You can check with AT&T to see if they offer an unlimited or higher usage plan. I have the Sprint unlimited everything plan so I don't worry about the data or texting the rider.

One thing to note is that changing your plan might reset to a new 2 year contract start.


----------



## hangtyte (May 20, 2016)

I find that google maps / waze doesn't eat up my data. It's just the nature of uber and Lyft that eat up your data. Uber gives you a free gig of data each month. Facebook is a data hog for sure


----------



## bluedogz (Sep 12, 2015)

bluedogz said:


> Paying AT&T an extra $20 a month to accommodate this extra data usage is just ticking me off.





Tequila Jake said:


> You can check with AT&T to see if they offer an unlimited or higher usage plan.

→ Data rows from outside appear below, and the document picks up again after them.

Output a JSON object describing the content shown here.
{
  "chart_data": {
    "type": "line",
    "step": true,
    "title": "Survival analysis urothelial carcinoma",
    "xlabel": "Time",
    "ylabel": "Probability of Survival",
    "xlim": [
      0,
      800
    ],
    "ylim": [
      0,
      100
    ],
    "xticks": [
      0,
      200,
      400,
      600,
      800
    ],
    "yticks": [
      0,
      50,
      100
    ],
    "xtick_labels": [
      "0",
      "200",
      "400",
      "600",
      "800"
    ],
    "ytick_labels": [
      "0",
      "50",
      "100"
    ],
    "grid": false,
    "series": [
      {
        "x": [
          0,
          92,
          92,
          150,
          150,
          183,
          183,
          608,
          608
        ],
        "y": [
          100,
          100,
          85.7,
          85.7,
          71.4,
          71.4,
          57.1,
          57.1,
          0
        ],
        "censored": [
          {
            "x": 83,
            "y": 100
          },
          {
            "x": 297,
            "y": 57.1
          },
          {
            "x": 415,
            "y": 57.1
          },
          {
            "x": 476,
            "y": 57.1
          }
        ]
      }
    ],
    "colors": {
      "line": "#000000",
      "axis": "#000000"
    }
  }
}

Already done&#8230; This hasn't been a problem for 18 months, just started in the last 30 days. Buying more gas is not a way to improve my car's mileage, you know?


----------



## Aegisx5 (Jun 3, 2016)

I'm not sure about Waze but I know on Google Maps (which owns Waze) you can download the maps for designated areas. I downloaded the entire area I drive 99% of the time, so that it doesn't keep downloading the maps each time. That will probably help you reduce the data usage. I'd on Android they have battery saver mode which restricts background data, I'm not sure if iOS has something similar to this yet. I'm sure it will be ripped off soon, if they don't.


----------



## bluedogz (Sep 12, 2015)

Aegisx5 said:


> I'm not sure if iOS has something similar to this yet


iOS allows me to manually choose which applications have access to background data and which don't. Also, I downloaded the whole Philly map for Google maps, so that may help as well.


----------



## tradedate (Nov 30, 2015)

Downloading the Google maps of your area or using a stand alone GPS unit like a Garmin are the best ideas I can think of. 

Sounds like you're doing the first thing. 

The stand alone Garmin will slow you down a little bit because you have to manually key in each location.


----------



## Bill Collector (Dec 17, 2015)

Don't know if this app supports iOS, but check out NetGuard. You can search for it on the forum also. I save about 1 GB/month data by using offline Google Map and disabling live traffic data.


----------